Um objeto de desejo seria a primeira edição de Estrela da manhã, do Manuel Bandeira, que, segundo consta, só foram impressos 47 exemplares.

Ao mesmo tempo em que a coleção pode aspirar a uma certa totalidade, ela também pode, e às vezes deve, tender a um recorte. Sei que o Secchin mantém uma coleção de peso sobre a literatura brasileira do século XIX; enquanto o Ésio, uma de vanguardas brasileiras do século XX. De um ponto de vista pessoal, o que de mais representativo, nesses recortes, a coleção de vocês guarda?

A.C.S. — Procuro ter, em edições originais, não apenas as obras e os nomes consagrados, mas escritores, conforme disse, esquecidos pelo cânone — e, ainda, obras “menores” de autores “maiores”. Nesse sentido, às vezes, uma obra “menor” passa, pelos critérios da subjetividade valorativa do bibliófilo, a ter dimensão superlativa. Dois exemplos: Chic-chic (1906), peça teatral em versos, de João do Rio, impressa em papel jornal, dada como desaparecida; Palavras que o vento leva… (1900), livro de poeta ignorado, Guerra-Duval, impresso em Bruxelas, e que teria sido pioneiro na utilização do verso livre em nossas letras. A lista seria muito extensa.

E.M.R. — No meu caso, que tenho uma coleção da obra dos principais autores do movimento modernista de 1922 para cá, as lacunas que havia, por exemplo, dos prosadores mais representativos dos anos 1930 a 1960, como José Lins do Rego, Antônio Callado e Josué Montello, que eu não colecionava, foram preenchidas com os livros que vieram da biblioteca que adquiri com o Barbadinho. Também ajudaram na formação da minha biblioteca os livros que adquiri com outro grande bibliófilo e querido amigo, o Waldemar Torres, pessoa que me ajudou a robustecer não só a minha coleção de Concretismo e de outros movimentos de vanguarda, bem como me ensinou muito sobre o que colecionar. Não posso deixar de mencionar o Secchin, meu amigo há mais de trinta anos, pessoa com quem eu mais troco figurinhas atualmente. Com a ajuda desses amigos e mais horas e horas de busca em sebos e em catálogos, sem esquecer dos benditos leilões, que nos deixam de bolso vazio, posso dizer que a minha biblioteca é bastante coesa em se tratando da literatura brasileira do século XX.

Mudando um pouco a direção da conversa, gostaria de saber o que pensam sobre dedicatórias e autógrafos. Para vocês, pessoalmente, é algo que importa na hora de comprar um livro raro?

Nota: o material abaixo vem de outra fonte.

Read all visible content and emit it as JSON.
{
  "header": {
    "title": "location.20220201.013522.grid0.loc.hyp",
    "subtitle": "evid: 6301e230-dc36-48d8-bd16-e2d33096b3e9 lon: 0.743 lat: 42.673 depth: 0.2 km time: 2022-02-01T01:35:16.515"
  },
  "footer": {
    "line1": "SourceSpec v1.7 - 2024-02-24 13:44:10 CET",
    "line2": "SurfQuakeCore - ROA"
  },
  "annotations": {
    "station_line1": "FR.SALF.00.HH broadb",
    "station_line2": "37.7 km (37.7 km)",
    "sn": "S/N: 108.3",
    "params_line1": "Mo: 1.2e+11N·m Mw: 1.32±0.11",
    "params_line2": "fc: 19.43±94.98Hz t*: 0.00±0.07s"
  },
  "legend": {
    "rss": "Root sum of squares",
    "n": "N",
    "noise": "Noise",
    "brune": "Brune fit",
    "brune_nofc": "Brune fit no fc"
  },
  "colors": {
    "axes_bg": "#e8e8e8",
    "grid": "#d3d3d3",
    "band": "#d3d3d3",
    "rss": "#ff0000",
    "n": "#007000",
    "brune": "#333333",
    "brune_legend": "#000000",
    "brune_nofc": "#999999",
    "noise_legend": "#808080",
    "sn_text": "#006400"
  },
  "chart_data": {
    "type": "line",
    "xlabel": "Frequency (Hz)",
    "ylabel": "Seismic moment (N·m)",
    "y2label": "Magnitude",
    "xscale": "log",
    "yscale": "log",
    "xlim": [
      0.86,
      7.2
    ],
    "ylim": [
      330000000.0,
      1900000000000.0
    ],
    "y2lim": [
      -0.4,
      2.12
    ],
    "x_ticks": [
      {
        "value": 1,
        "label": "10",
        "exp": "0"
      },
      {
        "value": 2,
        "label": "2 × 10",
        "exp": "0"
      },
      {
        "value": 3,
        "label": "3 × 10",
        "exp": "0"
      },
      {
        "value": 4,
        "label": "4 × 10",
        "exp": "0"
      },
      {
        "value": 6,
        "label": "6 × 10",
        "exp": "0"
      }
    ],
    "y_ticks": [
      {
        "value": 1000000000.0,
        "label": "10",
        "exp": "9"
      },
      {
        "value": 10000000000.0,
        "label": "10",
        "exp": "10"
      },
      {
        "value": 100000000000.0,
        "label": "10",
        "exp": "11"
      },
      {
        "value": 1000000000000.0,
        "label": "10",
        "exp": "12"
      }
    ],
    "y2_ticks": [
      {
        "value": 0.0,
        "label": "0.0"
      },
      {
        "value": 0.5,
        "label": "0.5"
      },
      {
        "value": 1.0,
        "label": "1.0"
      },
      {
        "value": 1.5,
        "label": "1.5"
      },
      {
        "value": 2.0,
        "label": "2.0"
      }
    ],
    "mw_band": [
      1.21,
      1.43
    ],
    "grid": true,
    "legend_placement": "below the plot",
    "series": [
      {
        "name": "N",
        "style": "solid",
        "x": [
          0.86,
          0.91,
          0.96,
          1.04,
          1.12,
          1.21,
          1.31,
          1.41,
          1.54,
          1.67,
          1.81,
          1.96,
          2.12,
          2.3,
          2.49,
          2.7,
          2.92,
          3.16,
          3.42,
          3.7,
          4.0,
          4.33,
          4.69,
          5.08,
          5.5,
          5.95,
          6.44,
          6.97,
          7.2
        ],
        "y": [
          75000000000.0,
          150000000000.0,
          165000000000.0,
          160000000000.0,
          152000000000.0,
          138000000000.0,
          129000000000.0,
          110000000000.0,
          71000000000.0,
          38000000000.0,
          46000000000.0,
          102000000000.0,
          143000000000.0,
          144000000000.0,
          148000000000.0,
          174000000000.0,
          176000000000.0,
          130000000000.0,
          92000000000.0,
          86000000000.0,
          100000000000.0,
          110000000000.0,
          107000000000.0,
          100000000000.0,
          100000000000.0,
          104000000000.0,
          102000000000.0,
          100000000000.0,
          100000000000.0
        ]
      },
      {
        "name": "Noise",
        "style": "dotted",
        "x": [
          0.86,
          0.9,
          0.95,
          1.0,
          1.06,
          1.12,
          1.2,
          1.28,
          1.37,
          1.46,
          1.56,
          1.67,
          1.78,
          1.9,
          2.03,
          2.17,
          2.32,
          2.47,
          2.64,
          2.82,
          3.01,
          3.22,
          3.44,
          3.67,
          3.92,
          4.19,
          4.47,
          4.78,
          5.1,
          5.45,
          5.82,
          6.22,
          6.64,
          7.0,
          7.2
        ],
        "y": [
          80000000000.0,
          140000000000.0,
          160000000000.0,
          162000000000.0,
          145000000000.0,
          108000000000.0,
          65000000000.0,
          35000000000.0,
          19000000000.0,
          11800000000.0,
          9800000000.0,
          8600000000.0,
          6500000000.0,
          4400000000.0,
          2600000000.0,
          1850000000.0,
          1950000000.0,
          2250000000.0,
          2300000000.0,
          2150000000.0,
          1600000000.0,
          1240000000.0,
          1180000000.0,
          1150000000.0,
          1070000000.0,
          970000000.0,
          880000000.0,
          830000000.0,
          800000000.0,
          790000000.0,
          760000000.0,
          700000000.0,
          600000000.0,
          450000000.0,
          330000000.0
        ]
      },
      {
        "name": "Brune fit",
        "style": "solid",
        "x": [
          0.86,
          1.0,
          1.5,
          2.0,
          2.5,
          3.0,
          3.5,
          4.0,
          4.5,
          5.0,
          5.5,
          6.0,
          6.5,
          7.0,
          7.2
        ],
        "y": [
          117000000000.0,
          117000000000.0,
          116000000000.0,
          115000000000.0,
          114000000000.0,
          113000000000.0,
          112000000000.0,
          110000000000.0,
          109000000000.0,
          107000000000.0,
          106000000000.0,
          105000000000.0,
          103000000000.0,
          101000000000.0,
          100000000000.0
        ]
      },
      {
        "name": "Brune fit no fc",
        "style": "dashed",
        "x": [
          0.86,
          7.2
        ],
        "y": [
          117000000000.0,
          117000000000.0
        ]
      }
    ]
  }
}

As dedicatórias revelam muito sobre o autor? E, por fim, qual a dedicatória mais curiosa que vocês preservam em suas coleções?

A.C.S. — Já escrevi um artigo sobre dedicatórias. Existem as tipográficas, muitas delas interessantíssimas, mas as manuscritas transformam o livro num exemplar único. Nelas se concentram todas as espécies de relações: as protocolares, do “cordial abraço”, as de efetiva amizade, as de paixão (nessas, seria aconselhável certa cautela para evitar arrependimentos), as de interesses menos nobres (bajulação). Embora a biblioteca disponha de dedicatórias relevantes, em todas as escalas de sentimentos aqui referidos (e de outros), agradam-me particularmente as que envolvem ao mesmo tempo dois escritores que eu admire: de Cabral para Drummond, de Drummond para Clarice, de Bandeira para Dante Milano, de Cecília Meireles para Miguel Torga…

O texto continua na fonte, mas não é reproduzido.